I remember talking to a colleague awhile back about her schizophrenic brother. She sadly described how, as he started to show symptoms in his late teens and early 20’s, their mother became frantic. “She was always hugging him and smiling at him – as if she could hold the illness at bay by pouring on the mother-love. Kind of like loading up with vitamin C to ward off a cold.” She shook her head. “Ah, Freud.”That reminded me of the time I met with a couple to consult about their highly intelligent son, unraveling – even as we spoke – in his dorm room at a highly selective, little Ivy college. Despite the urgency of the deteriorating situation, they both first needed to discharge their anger at each other for the part – each was convinced – the other had played in either coddling or being too hard on their only son.Some loved ones do seem to be looking for validation, even exculpation, when they consult. They make it about themselves – rather than be looking to learn and understand how to interact more effectively and productively. Other family members are more instinctively surefooted in these situations, have the right temperament, while some others more easily succumb to anxiety and self-centeredness in the face of the “pressure.”

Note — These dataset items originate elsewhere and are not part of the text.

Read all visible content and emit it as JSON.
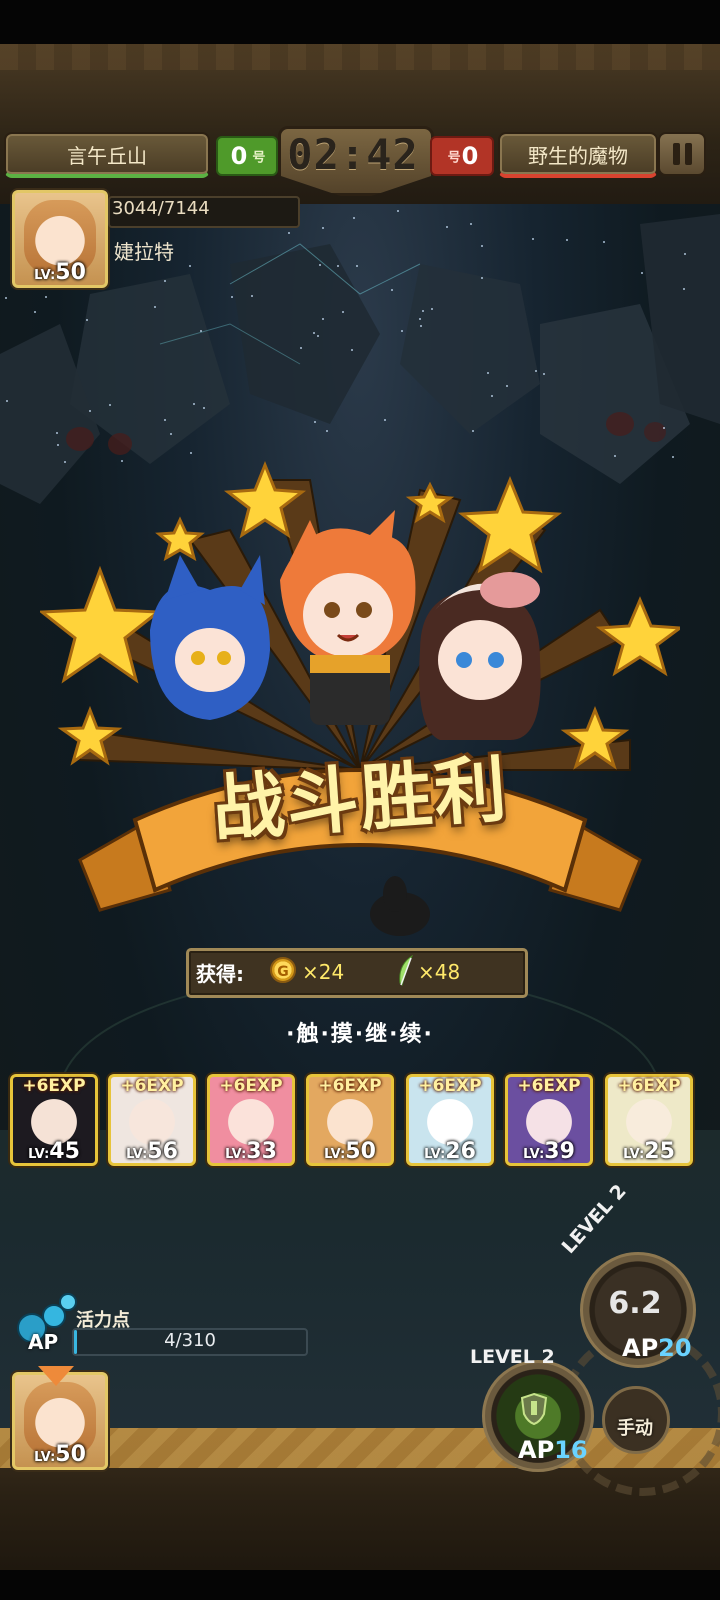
{
  "hud": {
    "left_team": "言午丘山",
    "left_score": "0",
    "timer": "02:42",
    "right_score": "0",
    "right_team": "野生的魔物",
    "score_glyph": "号"
  },
  "hero": {
    "hp_text": "3044/7144",
    "name": "婕拉特",
    "level": "50"
  },
  "victory": {
    "title": "战斗胜利"
  },
  "rewards": {
    "label": "获得:",
    "coin_letter": "G",
    "gold": "×24",
    "feathers": "×48"
  },
  "continue_text": "·触·摸·继·续·",
  "lv_prefix": "LV:",
  "exp_cards": [
    {
      "exp": "+6EXP",
      "level": "45",
      "hair": "#1d1a20",
      "skin": "#f5e2d6"
    },
    {
      "exp": "+6EXP",
      "level": "56",
      "hair": "#efe6e0",
      "skin": "#f7e6dc"
    },
    {
      "exp": "+6EXP",
      "level": "33",
      "hair": "#f08ea0",
      "skin": "#fbe2da"
    },
    {
      "exp": "+6EXP",
      "level": "50",
      "hair": "#e3a860",
      "skin": "#fbe3cf"
    },
    {
      "exp": "+6EXP",
      "level": "26",
      "hair": "#c9e4ee",
      "skin": "#ffffff"
    },
    {
      "exp": "+6EXP",
      "level": "39",
      "hair": "#6b4fa0",
      "skin": "#f5e1e6"
    },
    {
      "exp": "+6EXP",
      "level": "25",
      "hair": "#eee9c8",
      "skin": "#f8ecdc"
    }
  ],
  "ap": {
    "label": "活力点",
    "badge": "AP",
    "text": "4/310",
    "fraction": 0.0129
  },
  "active_hero": {
    "level": "50"
  },
  "skills": [
    {
      "level_label": "LEVEL 2",
      "cooldown": "6.2",
      "ap_prefix": "AP",
      "ap_cost": "20"
    },
    {
      "level_label": "LEVEL 2",
      "ap_prefix": "AP",
      "ap_cost": "16"
    }
  ],
  "manual_label": "手动",
  "colors": {
    "left_team": "#4f9a2a",
    "right_team": "#b23426",
    "gold_text": "#ffe96a",
    "card_border": "#e7c43a"
  }
}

When severe mental illness strikes a family it’s impossible to overstate the impact: so poignant, so potentially tragic, so laden with deep and conflicting emotions. I’ve never really been tempted to concocting a bulleted list of “tips” or “do’s and don’ts” on the topic of coping with, and trying to help, a family member with severe mental illness. It doesn’t seem right.
Of course each case is unique, and obviously particular circumstances drive the process and determine likely outcomes far more than any generalizations I might come up with.
But there’s one apparent contradiction I don’t have a problem broaching with families: the world of “medical model” professional treatment of mental illness.
First – obviously – it can be fantastic help to the patient and to the family. Truly. The right dose of the right medication, a solid connection to a therapist, along with reasonable cooperation and compliance by the patient can generate relief, stability, and steady progress. I help families stick to the plan.
But, sadly, it can also feed the chaos – the brunt of which mostly lands on families and loved ones. There are so many twists and turns over time: different diagnoses, multiple providers, school issues, work place problems, changed medications, adjusted doses, substance abuse and addiction, all even more complicated by the degree of patient compliance or noncompliance with treatment. To add complexity, who pays the bills really does matter: private pay, health insurance, the government, etc. Official diagnoses and labels enable services to be provided, but can also contradict and obfuscate a complicated reality. On and on it goes. My point about saying this is straightforward: like iatrogenic illnesses caused by going to the hospital, mental health treatment can exacerbate the complexity, inhibit healing, and make things much worse.
To state the obvious, the family is the primary environment in which all of this plays out. The family is crucial to successful help and healing, but it, too, can be a major source of negativity.
Some family members – out of love, loyalty, and a deep sense of duty – step up and are incredible. Some want to step up, but aren’t sure how to do it and are worried about being trapped and have it all turn out to be futile anyway. They’re already living with the effect the situation has on their lives, and their honest desire is for it to just go away – which they (sometimes) feel guilty about.
Helping loved ones with their struggle is a good thing, and so often it’s also absolutely necessary if the family is to function at all. Sorting out the options and choices in an intelligent, emotionally honest way is the way to go. It’s not always easy, but it’s not that hard to make small changes that improve the current situation – and it sure beats just enduring it and doing nothing.